Mas os especialistas insistem que uma possível proximidade do primeiro-ministro português ao homólogo húngaro pode ser mesmo um contratempo. “Viktor Orbán é uma figura complicada para todos os políticos. Neste momento, para quem procura criar pontes na União Europeia, Orbán é a última pessoas que iria buscar”, defende o investigador do Centro de Estudos Internacionais Riccardo Marchi.

Um "cavalo de Tróia russo"

Desde o início da guerra na Ucrânia, que Orbán se encontra isolado. No início de junho, os eurodeputados tentaram evitar que o governo populista húngaro assuma a presidência do Conselho da União. Mais de 619 eurodeputados votaram a favor de bloquear liderança húngara para não permitir “um regime iliberal” que se encontra em contencioso com as instituições europeias de tomar o poder.

“Não acredito que faça grande sentido que Costa tenha ido à Hungria de propósito visitar Orbán. O líder húngaro é uma figura pouco recomendável e tão pouco é um aliado natural. Tem até sido uma espécie de cavalo de Tróia russo no que toca ao apoio europeu à Ucrânia”, recorda o professor Francisco Pereira Coutinho.

No ano passado, a Comissão Europeia congelou uma grande parte dos fundos europeus que deveriam ser entregues à Hungria devido aos riscos de uso dos mesmos em esquemas de corrupção e em alegadas violações dos valores fundamentais da UE, bem como ao incumprimento da legislação comunitária.

“Orbán apoia a integração europeia em matéria de fundos, mas é contra a posição da União Europeia. António Costa é federalista e vai ser conotado com uma posição completamente contra aquilo em que ele acredita. Orbán é visto na União Europeia como alguém que está mais apostado em criar em entraves do que contribuir para o seu desenvolvimento”, acrescenta.

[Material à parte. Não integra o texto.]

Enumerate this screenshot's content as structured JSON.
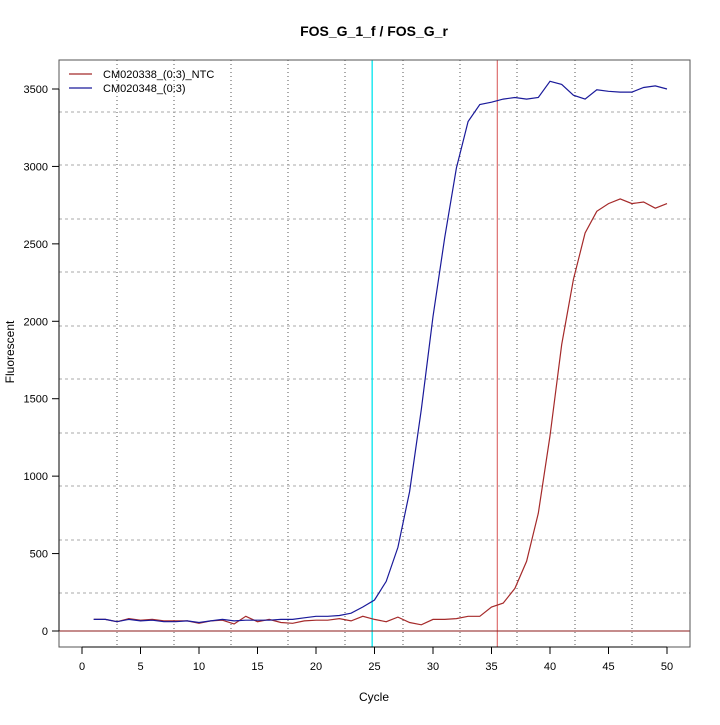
{
  "chart_data": {
    "type": "line",
    "title": "FOS_G_1_f / FOS_G_r",
    "xlabel": "Cycle",
    "ylabel": "Fluorescent",
    "xlim": [
      -2,
      52
    ],
    "ylim": [
      -100,
      3700
    ],
    "xticks": [
      0,
      5,
      10,
      15,
      20,
      25,
      30,
      35,
      40,
      45,
      50
    ],
    "yticks": [
      0,
      500,
      1000,
      1500,
      2000,
      2500,
      3000,
      3500
    ],
    "grid": true,
    "legend_position": "top-left",
    "x": [
      1,
      2,
      3,
      4,
      5,
      6,
      7,
      8,
      9,
      10,
      11,
      12,
      13,
      14,
      15,
      16,
      17,
      18,
      19,
      20,
      21,
      22,
      23,
      24,
      25,
      26,
      27,
      28,
      29,
      30,
      31,
      32,
      33,
      34,
      35,
      36,
      37,
      38,
      39,
      40,
      41,
      42,
      43,
      44,
      45,
      46,
      47,
      48,
      49,
      50
    ],
    "series": [
      {
        "name": "CM020338_(0:3)_NTC",
        "color": "#a52a2a",
        "values": [
          75,
          75,
          60,
          80,
          70,
          75,
          65,
          65,
          65,
          50,
          65,
          70,
          45,
          95,
          60,
          75,
          55,
          50,
          65,
          70,
          70,
          80,
          65,
          95,
          75,
          60,
          90,
          55,
          40,
          75,
          75,
          80,
          95,
          95,
          155,
          180,
          275,
          450,
          760,
          1260,
          1850,
          2270,
          2570,
          2710,
          2760,
          2790,
          2760,
          2770,
          2730,
          2760
        ]
      },
      {
        "name": "CM020348_(0:3)",
        "color": "#1a1a9a",
        "values": [
          75,
          75,
          60,
          75,
          65,
          70,
          60,
          60,
          65,
          55,
          65,
          75,
          65,
          70,
          70,
          70,
          75,
          75,
          85,
          95,
          95,
          100,
          115,
          155,
          200,
          320,
          540,
          900,
          1430,
          2030,
          2540,
          2990,
          3290,
          3400,
          3415,
          3435,
          3445,
          3435,
          3445,
          3550,
          3530,
          3460,
          3435,
          3495,
          3485,
          3480,
          3480,
          3510,
          3520,
          3500
        ]
      }
    ],
    "reference_lines": [
      {
        "orientation": "vertical",
        "value": 24.8,
        "color": "#00e5ee"
      },
      {
        "orientation": "vertical",
        "value": 35.5,
        "color": "#e07a7a"
      },
      {
        "orientation": "horizontal",
        "value": 0,
        "color": "#8b1a1a"
      }
    ]
  }
}
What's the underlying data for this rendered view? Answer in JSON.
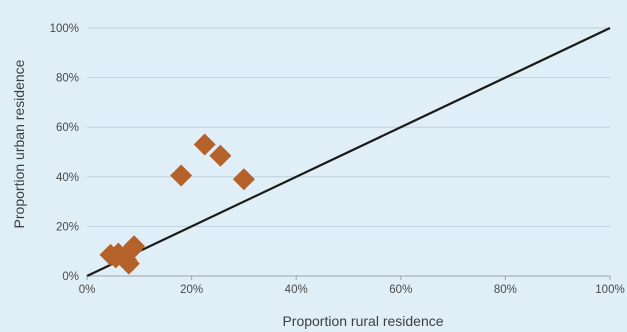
{
  "chart_data": {
    "type": "scatter",
    "xlabel": "Proportion rural residence",
    "ylabel": "Proportion urban residence",
    "xlim": [
      0,
      100
    ],
    "ylim": [
      0,
      100
    ],
    "x_ticks": [
      "0%",
      "20%",
      "40%",
      "60%",
      "80%",
      "100%"
    ],
    "y_ticks": [
      "0%",
      "20%",
      "40%",
      "60%",
      "80%",
      "100%"
    ],
    "grid": "horizontal",
    "marker": "diamond",
    "marker_color": "#b5622a",
    "reference_line": {
      "from": [
        0,
        0
      ],
      "to": [
        100,
        100
      ],
      "color": "#1a1a1a"
    },
    "points": [
      {
        "x": 4.5,
        "y": 8.5
      },
      {
        "x": 5.5,
        "y": 7.5
      },
      {
        "x": 6.0,
        "y": 9.0
      },
      {
        "x": 7.5,
        "y": 6.5
      },
      {
        "x": 8.0,
        "y": 5.0
      },
      {
        "x": 8.5,
        "y": 10.5
      },
      {
        "x": 9.0,
        "y": 12.0
      },
      {
        "x": 18.0,
        "y": 40.5
      },
      {
        "x": 22.5,
        "y": 53.0
      },
      {
        "x": 25.5,
        "y": 48.5
      },
      {
        "x": 30.0,
        "y": 39.0
      }
    ]
  }
}
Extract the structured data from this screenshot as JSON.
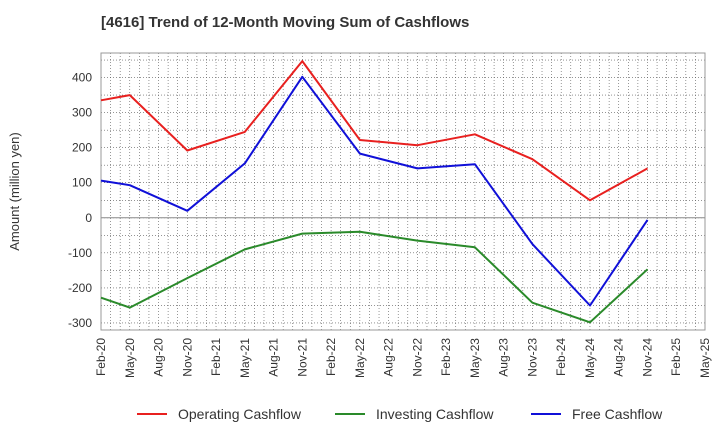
{
  "chart_data": {
    "type": "line",
    "title": "[4616]  Trend of 12-Month Moving Sum of Cashflows",
    "ylabel": "Amount (million yen)",
    "xlabel": "",
    "ylim": [
      -320,
      470
    ],
    "yticks": [
      -300,
      -200,
      -100,
      0,
      100,
      200,
      300,
      400
    ],
    "categories": [
      "Feb-20",
      "May-20",
      "Aug-20",
      "Nov-20",
      "Feb-21",
      "May-21",
      "Aug-21",
      "Nov-21",
      "Feb-22",
      "May-22",
      "Aug-22",
      "Nov-22",
      "Feb-23",
      "May-23",
      "Aug-23",
      "Nov-23",
      "Feb-24",
      "May-24",
      "Aug-24",
      "Nov-24",
      "Feb-25",
      "May-25"
    ],
    "grid": true,
    "legend_position": "bottom",
    "series": [
      {
        "name": "Operating Cashflow",
        "color": "#e8201f",
        "values": [
          335,
          350,
          null,
          192,
          null,
          245,
          null,
          447,
          null,
          222,
          null,
          207,
          null,
          238,
          null,
          167,
          null,
          50,
          null,
          141,
          null,
          null
        ]
      },
      {
        "name": "Investing Cashflow",
        "color": "#2a8a2a",
        "values": [
          -228,
          -256,
          null,
          -172,
          null,
          -90,
          null,
          -45,
          null,
          -40,
          null,
          -65,
          null,
          -84,
          null,
          -242,
          null,
          -298,
          null,
          -147,
          null,
          null
        ]
      },
      {
        "name": "Free Cashflow",
        "color": "#1010d8",
        "values": [
          106,
          93,
          null,
          20,
          null,
          155,
          null,
          402,
          null,
          183,
          null,
          141,
          null,
          153,
          null,
          -75,
          null,
          -250,
          null,
          -6,
          null,
          null
        ]
      }
    ]
  }
}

Os especialistas não são unânimes quanto aos impactos reputacionais deste encontro para as aspirações europeias do primeiro-ministro. Para Riccardo Marchi, situações como estas são “os clássicos episódios da espuma do dia” de que, dentro de pouco tempo, já “ninguém se lembrará”.

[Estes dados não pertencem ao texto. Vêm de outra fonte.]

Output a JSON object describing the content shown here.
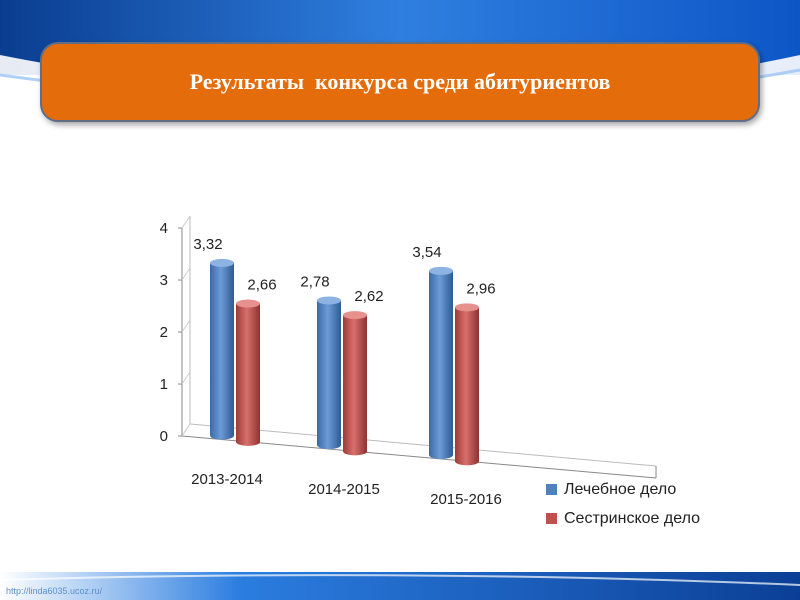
{
  "slide": {
    "title": "Результаты  конкурса среди абитуриентов",
    "footer": "http://linda6035.ucoz.ru/"
  },
  "colors": {
    "title_bg": "#e46c0a",
    "series_blue": "#4f81bd",
    "series_red": "#c0504d"
  },
  "chart_data": {
    "type": "bar",
    "categories": [
      "2013-2014",
      "2014-2015",
      "2015-2016"
    ],
    "series": [
      {
        "name": "Лечебное дело",
        "values": [
          3.32,
          2.78,
          3.54
        ],
        "labels": [
          "3,32",
          "2,78",
          "3,54"
        ]
      },
      {
        "name": "Сестринское дело",
        "values": [
          2.66,
          2.62,
          2.96
        ],
        "labels": [
          "2,66",
          "2,62",
          "2,96"
        ]
      }
    ],
    "ylim": [
      0,
      4
    ],
    "yticks": [
      "0",
      "1",
      "2",
      "3",
      "4"
    ],
    "legend_position": "bottom-right",
    "style": "3d-cylinder"
  }
}
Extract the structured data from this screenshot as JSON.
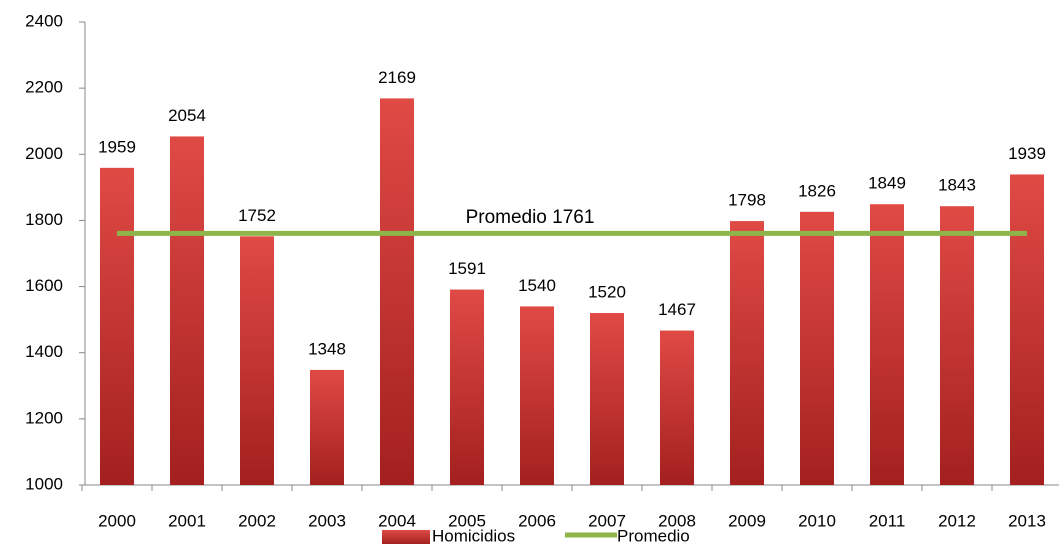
{
  "chart_data": {
    "type": "bar",
    "categories": [
      "2000",
      "2001",
      "2002",
      "2003",
      "2004",
      "2005",
      "2006",
      "2007",
      "2008",
      "2009",
      "2010",
      "2011",
      "2012",
      "2013"
    ],
    "series": [
      {
        "name": "Homicidios",
        "color": "#c0392b",
        "values": [
          1959,
          2054,
          1752,
          1348,
          2169,
          1591,
          1540,
          1520,
          1467,
          1798,
          1826,
          1849,
          1843,
          1939
        ]
      },
      {
        "name": "Promedio",
        "type": "line",
        "color": "#8db54a",
        "values": [
          1761,
          1761,
          1761,
          1761,
          1761,
          1761,
          1761,
          1761,
          1761,
          1761,
          1761,
          1761,
          1761,
          1761
        ]
      }
    ],
    "annotation": "Promedio 1761",
    "ylim": [
      1000,
      2400
    ],
    "yticks": [
      1000,
      1200,
      1400,
      1600,
      1800,
      2000,
      2200,
      2400
    ],
    "legend": "bottom"
  }
}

Para José Filipe Pinto, esta situação vai ter duas repercussões em termos reputacionais e ambas serão negativas. A nível interno, o especialista acredita que “ninguém em Portugal” consegue compreender porque é que houve uma alteração não oficial do trajeto “para ir assistir a um jogo de futebol”.

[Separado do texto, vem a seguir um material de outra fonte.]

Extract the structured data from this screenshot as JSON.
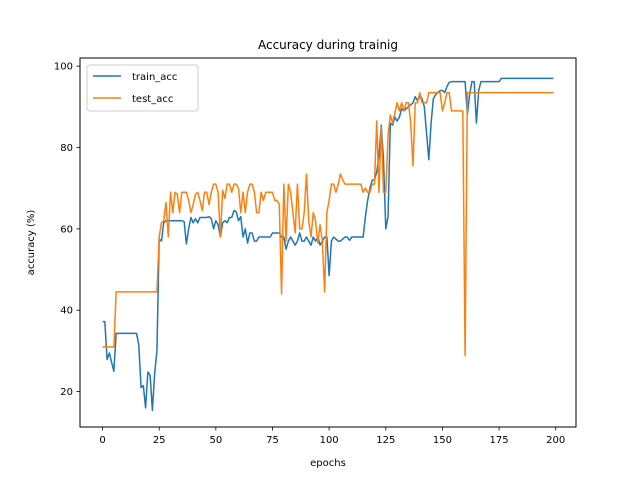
{
  "chart_data": {
    "type": "line",
    "title": "Accuracy during trainig",
    "xlabel": "epochs",
    "ylabel": "accuracy (%)",
    "xlim": [
      -9.95,
      208.95
    ],
    "ylim": [
      11.3,
      102.0
    ],
    "x_ticks": [
      0,
      25,
      50,
      75,
      100,
      125,
      150,
      175,
      200
    ],
    "y_ticks": [
      20,
      40,
      60,
      80,
      100
    ],
    "grid": false,
    "legend_position": "top-left",
    "series": [
      {
        "name": "train_acc",
        "color": "#1f77b4",
        "points": [
          [
            0,
            37.2
          ],
          [
            1,
            37.2
          ],
          [
            2,
            27.9
          ],
          [
            3,
            29.5
          ],
          [
            4,
            27.2
          ],
          [
            5,
            25.0
          ],
          [
            6,
            34.3
          ],
          [
            7,
            34.3
          ],
          [
            10,
            34.3
          ],
          [
            14,
            34.3
          ],
          [
            15,
            34.3
          ],
          [
            16,
            31.5
          ],
          [
            17,
            21.0
          ],
          [
            18,
            21.5
          ],
          [
            19,
            16.0
          ],
          [
            20,
            24.8
          ],
          [
            21,
            24.0
          ],
          [
            22,
            15.4
          ],
          [
            23,
            24.5
          ],
          [
            24,
            30.0
          ],
          [
            25,
            57.5
          ],
          [
            26,
            57.0
          ],
          [
            27,
            61.5
          ],
          [
            28,
            62.0
          ],
          [
            29,
            62.0
          ],
          [
            35,
            62.0
          ],
          [
            36,
            61.8
          ],
          [
            37,
            56.3
          ],
          [
            38,
            60.0
          ],
          [
            39,
            62.8
          ],
          [
            40,
            61.5
          ],
          [
            41,
            62.5
          ],
          [
            42,
            61.5
          ],
          [
            43,
            62.8
          ],
          [
            44,
            62.8
          ],
          [
            46,
            62.8
          ],
          [
            47,
            63.0
          ],
          [
            48,
            62.5
          ],
          [
            49,
            60.0
          ],
          [
            50,
            62.0
          ],
          [
            51,
            61.0
          ],
          [
            52,
            58.0
          ],
          [
            53,
            61.5
          ],
          [
            54,
            62.0
          ],
          [
            55,
            61.5
          ],
          [
            56,
            62.8
          ],
          [
            57,
            62.8
          ],
          [
            58,
            64.5
          ],
          [
            59,
            64.2
          ],
          [
            60,
            62.0
          ],
          [
            61,
            63.0
          ],
          [
            62,
            58.0
          ],
          [
            63,
            60.0
          ],
          [
            64,
            56.5
          ],
          [
            65,
            59.0
          ],
          [
            66,
            59.0
          ],
          [
            67,
            57.0
          ],
          [
            68,
            57.0
          ],
          [
            69,
            58.0
          ],
          [
            74,
            58.0
          ],
          [
            75,
            59.0
          ],
          [
            78,
            59.0
          ],
          [
            79,
            58.0
          ],
          [
            80,
            58.0
          ],
          [
            81,
            55.0
          ],
          [
            82,
            57.0
          ],
          [
            83,
            58.0
          ],
          [
            84,
            57.0
          ],
          [
            85,
            56.0
          ],
          [
            86,
            57.0
          ],
          [
            87,
            59.0
          ],
          [
            88,
            57.0
          ],
          [
            89,
            57.0
          ],
          [
            90,
            58.0
          ],
          [
            92,
            56.0
          ],
          [
            93,
            58.0
          ],
          [
            94,
            57.0
          ],
          [
            95,
            58.0
          ],
          [
            96,
            56.0
          ],
          [
            97,
            57.0
          ],
          [
            98,
            58.0
          ],
          [
            99,
            58.0
          ],
          [
            100,
            48.5
          ],
          [
            101,
            57.0
          ],
          [
            102,
            58.0
          ],
          [
            103,
            57.5
          ],
          [
            104,
            57.0
          ],
          [
            105,
            57.0
          ],
          [
            106,
            57.5
          ],
          [
            107,
            58.0
          ],
          [
            108,
            58.0
          ],
          [
            109,
            57.2
          ],
          [
            110,
            58.0
          ],
          [
            114,
            58.0
          ],
          [
            115,
            58.0
          ],
          [
            116,
            63.0
          ],
          [
            117,
            67.0
          ],
          [
            118,
            70.0
          ],
          [
            119,
            72.0
          ],
          [
            120,
            72.0
          ],
          [
            121,
            74.0
          ],
          [
            122,
            78.0
          ],
          [
            123,
            85.5
          ],
          [
            124,
            77.0
          ],
          [
            125,
            60.0
          ],
          [
            126,
            63.0
          ],
          [
            127,
            86.0
          ],
          [
            128,
            85.5
          ],
          [
            129,
            87.5
          ],
          [
            130,
            86.5
          ],
          [
            131,
            87.5
          ],
          [
            132,
            89.5
          ],
          [
            133,
            89.0
          ],
          [
            134,
            89.5
          ],
          [
            135,
            90.0
          ],
          [
            136,
            90.5
          ],
          [
            137,
            91.0
          ],
          [
            138,
            92.5
          ],
          [
            139,
            91.5
          ],
          [
            140,
            92.5
          ],
          [
            141,
            92.0
          ],
          [
            142,
            90.0
          ],
          [
            143,
            83.5
          ],
          [
            144,
            77.0
          ],
          [
            145,
            86.0
          ],
          [
            146,
            92.0
          ],
          [
            147,
            93.0
          ],
          [
            148,
            93.5
          ],
          [
            149,
            94.0
          ],
          [
            150,
            94.0
          ],
          [
            151,
            93.5
          ],
          [
            152,
            95.0
          ],
          [
            153,
            96.0
          ],
          [
            154,
            96.2
          ],
          [
            155,
            96.2
          ],
          [
            160,
            96.2
          ],
          [
            161,
            88.0
          ],
          [
            162,
            93.0
          ],
          [
            163,
            96.2
          ],
          [
            164,
            96.2
          ],
          [
            165,
            86.0
          ],
          [
            166,
            94.0
          ],
          [
            167,
            96.2
          ],
          [
            175,
            96.2
          ],
          [
            176,
            97.0
          ],
          [
            199,
            97.0
          ]
        ]
      },
      {
        "name": "test_acc",
        "color": "#ff7f0e",
        "points": [
          [
            0,
            31.0
          ],
          [
            4,
            31.0
          ],
          [
            5,
            31.0
          ],
          [
            6,
            44.5
          ],
          [
            7,
            44.5
          ],
          [
            24,
            44.5
          ],
          [
            25,
            58.0
          ],
          [
            26,
            61.5
          ],
          [
            27,
            62.0
          ],
          [
            28,
            66.5
          ],
          [
            29,
            58.0
          ],
          [
            30,
            69.0
          ],
          [
            31,
            64.0
          ],
          [
            32,
            69.0
          ],
          [
            33,
            68.5
          ],
          [
            34,
            64.0
          ],
          [
            35,
            69.0
          ],
          [
            36,
            69.0
          ],
          [
            37,
            69.0
          ],
          [
            38,
            67.0
          ],
          [
            39,
            64.0
          ],
          [
            40,
            66.0
          ],
          [
            41,
            68.5
          ],
          [
            42,
            69.0
          ],
          [
            43,
            67.0
          ],
          [
            44,
            64.5
          ],
          [
            45,
            69.0
          ],
          [
            46,
            69.0
          ],
          [
            47,
            66.0
          ],
          [
            48,
            69.0
          ],
          [
            49,
            71.0
          ],
          [
            50,
            71.0
          ],
          [
            51,
            69.0
          ],
          [
            52,
            58.0
          ],
          [
            53,
            69.5
          ],
          [
            54,
            67.5
          ],
          [
            55,
            71.0
          ],
          [
            56,
            71.0
          ],
          [
            57,
            69.0
          ],
          [
            58,
            71.0
          ],
          [
            59,
            71.0
          ],
          [
            60,
            70.0
          ],
          [
            61,
            64.0
          ],
          [
            62,
            69.0
          ],
          [
            63,
            64.0
          ],
          [
            64,
            69.0
          ],
          [
            65,
            71.0
          ],
          [
            66,
            71.0
          ],
          [
            67,
            69.0
          ],
          [
            68,
            64.0
          ],
          [
            69,
            64.0
          ],
          [
            70,
            69.0
          ],
          [
            71,
            67.0
          ],
          [
            72,
            69.0
          ],
          [
            73,
            69.0
          ],
          [
            74,
            69.0
          ],
          [
            75,
            69.0
          ],
          [
            76,
            67.0
          ],
          [
            77,
            67.0
          ],
          [
            78,
            66.0
          ],
          [
            79,
            44.0
          ],
          [
            80,
            71.0
          ],
          [
            81,
            57.0
          ],
          [
            82,
            71.0
          ],
          [
            83,
            69.0
          ],
          [
            84,
            64.0
          ],
          [
            85,
            59.0
          ],
          [
            86,
            71.0
          ],
          [
            87,
            60.0
          ],
          [
            88,
            60.0
          ],
          [
            89,
            64.0
          ],
          [
            90,
            73.5
          ],
          [
            91,
            62.0
          ],
          [
            92,
            58.0
          ],
          [
            93,
            64.0
          ],
          [
            94,
            62.0
          ],
          [
            95,
            56.5
          ],
          [
            96,
            61.0
          ],
          [
            97,
            57.0
          ],
          [
            98,
            44.5
          ],
          [
            99,
            64.0
          ],
          [
            100,
            67.0
          ],
          [
            101,
            71.0
          ],
          [
            102,
            71.0
          ],
          [
            103,
            69.0
          ],
          [
            104,
            71.0
          ],
          [
            105,
            73.5
          ],
          [
            106,
            72.0
          ],
          [
            107,
            71.0
          ],
          [
            108,
            71.0
          ],
          [
            114,
            71.0
          ],
          [
            115,
            69.0
          ],
          [
            116,
            70.0
          ],
          [
            117,
            69.0
          ],
          [
            118,
            69.0
          ],
          [
            119,
            71.0
          ],
          [
            120,
            71.0
          ],
          [
            121,
            86.5
          ],
          [
            122,
            69.0
          ],
          [
            123,
            85.0
          ],
          [
            124,
            69.0
          ],
          [
            125,
            69.0
          ],
          [
            126,
            83.0
          ],
          [
            127,
            88.0
          ],
          [
            128,
            86.0
          ],
          [
            129,
            88.5
          ],
          [
            130,
            91.0
          ],
          [
            131,
            89.0
          ],
          [
            132,
            91.0
          ],
          [
            133,
            89.0
          ],
          [
            134,
            91.0
          ],
          [
            135,
            91.0
          ],
          [
            136,
            86.0
          ],
          [
            137,
            75.5
          ],
          [
            138,
            91.0
          ],
          [
            139,
            91.0
          ],
          [
            140,
            93.5
          ],
          [
            141,
            91.0
          ],
          [
            142,
            91.0
          ],
          [
            143,
            91.0
          ],
          [
            144,
            93.5
          ],
          [
            145,
            93.5
          ],
          [
            149,
            93.5
          ],
          [
            150,
            89.0
          ],
          [
            151,
            91.0
          ],
          [
            152,
            93.5
          ],
          [
            153,
            93.5
          ],
          [
            154,
            89.0
          ],
          [
            155,
            89.0
          ],
          [
            159,
            89.0
          ],
          [
            160,
            28.8
          ],
          [
            161,
            93.5
          ],
          [
            199,
            93.5
          ]
        ]
      }
    ]
  }
}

O Presidente da República diz que compreende, mas os portugueses não compreendem”, reforça o professor catedrático, que recorda que este “é só mais um” dos sucessivos “casos e casinhos” que estão constantemente a delapidar “toda a legitimidade de voto” que garantiu a maioria absoluta ao Partido Socialista. E, mesmo com a promessa de António Costa de que pretende cumprir a legislatura até ao fim, o constante desgaste pode tornar a porta para Bruxelas cada vez mais apetecível. “Quando se começa a ser contestado a nível interno, as portas externas mostram-se muito mais atrativas”, frisa José Filipe Pinto.